SPSS for Your Dissertation: A Practical Guide for Graduate Students

SPSS (Statistical Package for the Social Sciences) remains one of the most widely used statistical software tools in dissertation research, particularly in education, psychology, public health, nursing, and the social sciences. If your dissertation involves quantitative data analysis, there is a strong chance your committee expects you to use SPSS – or at least to understand the output it produces.

This guide walks you through the practical aspects of using SPSS for your dissertation, from setting up your data file to running common analyses and reporting results in APA format. This is not a statistics textbook. It is a field guide for the doctoral student sitting in front of SPSS for the first time with real data and a committee expecting results.

Setting Up Your Data File

Before running any analysis, your data must be properly structured in SPSS. Poor data setup is one of the most common sources of errors in dissertation research, and cleaning up a poorly structured data file after the fact is far more time-consuming than setting it up correctly from the start.

Variable View: Defining Your Variables

Every column in your SPSS data file represents a variable. Before entering data, switch to Variable View and define each variable:

Name. Use short, descriptive names without spaces. “Age” is better than “Participant_Age_In_Years.” SPSS limits variable names to 64 characters, but shorter is better for readability.

Type. Numeric for quantitative data (age, scores, Likert responses). String for text data (open-ended responses, participant IDs that contain letters).

Label. Use the Label field for the full, descriptive name of the variable. “Self-Efficacy Pre-Test Score” goes in the Label field while “SE_Pre” goes in the Name field. Labels appear in your output and make results much easier to interpret.

Values. For categorical and ordinal variables, assign numeric codes and labels. For a gender variable coded 1 and 2, assign Value Labels: 1 = Male, 2 = Female. For Likert scale items, define each point: 1 = Strongly Disagree, 2 = Disagree, 3 = Neutral, 4 = Agree, 5 = Strongly Agree.

Measure. Specify the level of measurement: Scale (interval or ratio data), Ordinal (ranked categories), or Nominal (unranked categories). This affects which analyses SPSS allows you to run.

Data View: Entering and Importing Data

Each row in Data View represents one case (usually one participant). If you collected data through an online survey tool like Qualtrics or Google Forms, export it as a CSV file and import it into SPSS using File then Open then Data. SPSS will walk you through the import wizard.

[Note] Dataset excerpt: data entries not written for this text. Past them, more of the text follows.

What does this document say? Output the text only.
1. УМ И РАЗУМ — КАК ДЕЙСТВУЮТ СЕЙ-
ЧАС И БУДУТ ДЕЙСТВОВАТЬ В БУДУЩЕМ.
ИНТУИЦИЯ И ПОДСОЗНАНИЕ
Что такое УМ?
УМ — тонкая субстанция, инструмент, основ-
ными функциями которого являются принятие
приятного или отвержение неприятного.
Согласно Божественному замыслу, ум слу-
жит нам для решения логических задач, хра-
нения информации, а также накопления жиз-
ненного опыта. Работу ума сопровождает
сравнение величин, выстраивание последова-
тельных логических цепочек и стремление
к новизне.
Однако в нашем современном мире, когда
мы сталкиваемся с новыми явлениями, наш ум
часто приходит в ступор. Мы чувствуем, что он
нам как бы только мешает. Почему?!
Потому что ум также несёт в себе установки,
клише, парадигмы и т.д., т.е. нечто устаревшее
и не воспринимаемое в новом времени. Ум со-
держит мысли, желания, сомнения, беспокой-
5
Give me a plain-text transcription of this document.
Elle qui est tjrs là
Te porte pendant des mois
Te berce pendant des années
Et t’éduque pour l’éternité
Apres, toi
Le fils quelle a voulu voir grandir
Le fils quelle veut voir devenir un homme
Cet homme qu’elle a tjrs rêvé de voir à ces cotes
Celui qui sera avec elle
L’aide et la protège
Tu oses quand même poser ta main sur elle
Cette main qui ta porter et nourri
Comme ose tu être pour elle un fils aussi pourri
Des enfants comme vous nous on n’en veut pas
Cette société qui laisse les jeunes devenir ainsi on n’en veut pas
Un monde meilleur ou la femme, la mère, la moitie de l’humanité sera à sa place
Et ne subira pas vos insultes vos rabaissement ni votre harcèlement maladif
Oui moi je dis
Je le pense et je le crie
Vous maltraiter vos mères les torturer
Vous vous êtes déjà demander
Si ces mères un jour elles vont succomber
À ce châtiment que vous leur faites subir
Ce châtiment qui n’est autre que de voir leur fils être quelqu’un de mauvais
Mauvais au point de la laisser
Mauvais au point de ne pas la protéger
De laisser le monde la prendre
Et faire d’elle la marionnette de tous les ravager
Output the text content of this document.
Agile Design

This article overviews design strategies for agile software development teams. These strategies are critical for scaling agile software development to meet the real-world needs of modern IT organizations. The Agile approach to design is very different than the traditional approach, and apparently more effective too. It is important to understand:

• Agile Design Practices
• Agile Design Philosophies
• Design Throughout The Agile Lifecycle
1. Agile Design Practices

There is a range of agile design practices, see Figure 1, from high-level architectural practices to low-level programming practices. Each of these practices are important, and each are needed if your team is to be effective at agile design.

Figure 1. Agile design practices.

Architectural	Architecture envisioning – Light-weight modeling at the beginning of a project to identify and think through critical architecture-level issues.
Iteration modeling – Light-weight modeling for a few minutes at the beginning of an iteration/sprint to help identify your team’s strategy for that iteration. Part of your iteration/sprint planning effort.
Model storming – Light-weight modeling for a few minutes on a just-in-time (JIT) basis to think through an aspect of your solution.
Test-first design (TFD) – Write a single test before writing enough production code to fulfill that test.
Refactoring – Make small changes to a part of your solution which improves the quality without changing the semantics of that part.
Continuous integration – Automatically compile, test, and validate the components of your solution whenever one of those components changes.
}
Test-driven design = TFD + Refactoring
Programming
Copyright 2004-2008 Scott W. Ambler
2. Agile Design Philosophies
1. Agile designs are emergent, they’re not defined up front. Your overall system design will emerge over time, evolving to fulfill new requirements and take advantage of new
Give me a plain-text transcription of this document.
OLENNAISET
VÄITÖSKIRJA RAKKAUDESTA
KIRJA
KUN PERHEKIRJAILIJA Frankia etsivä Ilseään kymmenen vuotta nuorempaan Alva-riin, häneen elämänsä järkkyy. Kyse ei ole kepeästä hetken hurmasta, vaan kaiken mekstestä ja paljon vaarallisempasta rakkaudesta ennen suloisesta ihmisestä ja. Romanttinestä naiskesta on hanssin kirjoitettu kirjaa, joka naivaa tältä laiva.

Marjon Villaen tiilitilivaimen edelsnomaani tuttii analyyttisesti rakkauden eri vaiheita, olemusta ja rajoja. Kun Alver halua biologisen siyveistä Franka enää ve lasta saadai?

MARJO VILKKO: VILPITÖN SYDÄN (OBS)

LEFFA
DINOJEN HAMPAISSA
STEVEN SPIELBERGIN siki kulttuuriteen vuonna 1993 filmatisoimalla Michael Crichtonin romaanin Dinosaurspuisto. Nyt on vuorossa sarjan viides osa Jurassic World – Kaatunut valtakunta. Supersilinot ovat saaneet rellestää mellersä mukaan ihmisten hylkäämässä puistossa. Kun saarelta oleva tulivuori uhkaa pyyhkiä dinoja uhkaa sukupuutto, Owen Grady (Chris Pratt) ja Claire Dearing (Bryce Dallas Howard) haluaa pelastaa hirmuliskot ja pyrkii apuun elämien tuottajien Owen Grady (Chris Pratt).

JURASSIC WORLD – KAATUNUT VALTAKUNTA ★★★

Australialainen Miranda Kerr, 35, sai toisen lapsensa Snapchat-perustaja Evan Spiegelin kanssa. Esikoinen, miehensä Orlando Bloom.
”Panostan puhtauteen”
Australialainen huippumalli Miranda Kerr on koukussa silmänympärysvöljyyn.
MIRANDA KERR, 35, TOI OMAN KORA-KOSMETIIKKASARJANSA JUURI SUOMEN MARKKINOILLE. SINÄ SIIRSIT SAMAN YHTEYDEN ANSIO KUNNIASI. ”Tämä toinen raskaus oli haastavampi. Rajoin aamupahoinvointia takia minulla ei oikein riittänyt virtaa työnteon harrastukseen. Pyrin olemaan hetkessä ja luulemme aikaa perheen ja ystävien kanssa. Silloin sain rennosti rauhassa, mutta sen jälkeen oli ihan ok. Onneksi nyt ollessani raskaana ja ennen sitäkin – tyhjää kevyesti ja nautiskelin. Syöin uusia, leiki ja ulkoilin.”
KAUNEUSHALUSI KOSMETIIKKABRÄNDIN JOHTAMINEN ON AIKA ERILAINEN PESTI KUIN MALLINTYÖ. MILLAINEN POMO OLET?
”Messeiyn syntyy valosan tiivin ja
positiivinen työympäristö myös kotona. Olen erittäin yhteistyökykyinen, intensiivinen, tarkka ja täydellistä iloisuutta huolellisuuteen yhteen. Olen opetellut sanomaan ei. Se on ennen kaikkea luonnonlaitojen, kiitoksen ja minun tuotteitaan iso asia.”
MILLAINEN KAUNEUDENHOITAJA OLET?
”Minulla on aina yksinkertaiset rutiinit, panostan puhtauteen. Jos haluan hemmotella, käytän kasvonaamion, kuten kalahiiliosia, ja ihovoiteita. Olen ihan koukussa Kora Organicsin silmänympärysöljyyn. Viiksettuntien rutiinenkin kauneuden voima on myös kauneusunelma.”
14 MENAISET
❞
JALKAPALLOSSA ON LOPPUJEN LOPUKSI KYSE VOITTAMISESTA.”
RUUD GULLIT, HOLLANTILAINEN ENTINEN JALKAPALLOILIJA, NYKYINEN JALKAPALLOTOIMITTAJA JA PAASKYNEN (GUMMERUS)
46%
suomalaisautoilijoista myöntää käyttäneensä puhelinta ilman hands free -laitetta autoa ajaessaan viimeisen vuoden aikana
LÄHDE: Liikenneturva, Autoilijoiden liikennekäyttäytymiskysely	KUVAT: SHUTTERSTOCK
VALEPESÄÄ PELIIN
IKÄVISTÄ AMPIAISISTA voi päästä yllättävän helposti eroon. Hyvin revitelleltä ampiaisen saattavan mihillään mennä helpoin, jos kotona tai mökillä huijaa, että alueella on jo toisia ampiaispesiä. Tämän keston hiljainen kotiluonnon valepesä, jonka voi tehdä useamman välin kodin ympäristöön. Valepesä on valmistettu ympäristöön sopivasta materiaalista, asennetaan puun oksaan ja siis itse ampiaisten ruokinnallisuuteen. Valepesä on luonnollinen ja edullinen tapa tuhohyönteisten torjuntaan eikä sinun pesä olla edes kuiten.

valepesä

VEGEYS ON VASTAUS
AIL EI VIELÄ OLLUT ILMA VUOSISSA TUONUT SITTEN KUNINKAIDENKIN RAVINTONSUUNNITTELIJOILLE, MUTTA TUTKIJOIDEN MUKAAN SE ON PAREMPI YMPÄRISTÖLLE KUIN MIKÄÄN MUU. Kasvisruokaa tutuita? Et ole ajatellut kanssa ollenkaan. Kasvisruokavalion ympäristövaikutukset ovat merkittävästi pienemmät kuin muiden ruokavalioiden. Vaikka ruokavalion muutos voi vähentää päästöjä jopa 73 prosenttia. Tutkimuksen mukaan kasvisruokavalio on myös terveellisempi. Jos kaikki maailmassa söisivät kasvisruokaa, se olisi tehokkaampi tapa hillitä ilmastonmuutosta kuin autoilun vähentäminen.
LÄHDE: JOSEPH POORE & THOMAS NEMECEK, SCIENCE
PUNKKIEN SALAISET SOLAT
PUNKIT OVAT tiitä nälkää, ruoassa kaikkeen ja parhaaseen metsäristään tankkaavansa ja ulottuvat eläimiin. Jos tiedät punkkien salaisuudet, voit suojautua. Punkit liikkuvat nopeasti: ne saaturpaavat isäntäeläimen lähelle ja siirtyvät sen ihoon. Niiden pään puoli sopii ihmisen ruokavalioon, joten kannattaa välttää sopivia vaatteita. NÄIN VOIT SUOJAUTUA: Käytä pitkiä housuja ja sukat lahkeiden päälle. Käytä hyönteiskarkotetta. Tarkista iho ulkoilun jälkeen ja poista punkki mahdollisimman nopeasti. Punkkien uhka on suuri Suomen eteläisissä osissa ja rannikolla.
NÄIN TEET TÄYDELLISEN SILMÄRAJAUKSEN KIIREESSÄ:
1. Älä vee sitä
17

After importing, always check:

  • The correct number of cases imported (compare to your survey response count)
  • Variables are assigned the correct type and measure
  • Missing data is coded consistently (SPSS recognizes system-missing values automatically for numeric variables, displayed as a period)

Data Cleaning: The Step Most Students Rush

Data cleaning is not glamorous, but it is where the integrity of your entire analysis is established. Skipping or rushing this step is one of the most common mistakes in dissertation research.

Check for Out-of-Range Values

Run Descriptive Statistics (Analyze then Descriptive Statistics then Descriptives) on all continuous variables. Check minimums and maximums. If your Likert scale runs 1 to 5 and you see a minimum of 0 or a maximum of 55, you have a data entry error.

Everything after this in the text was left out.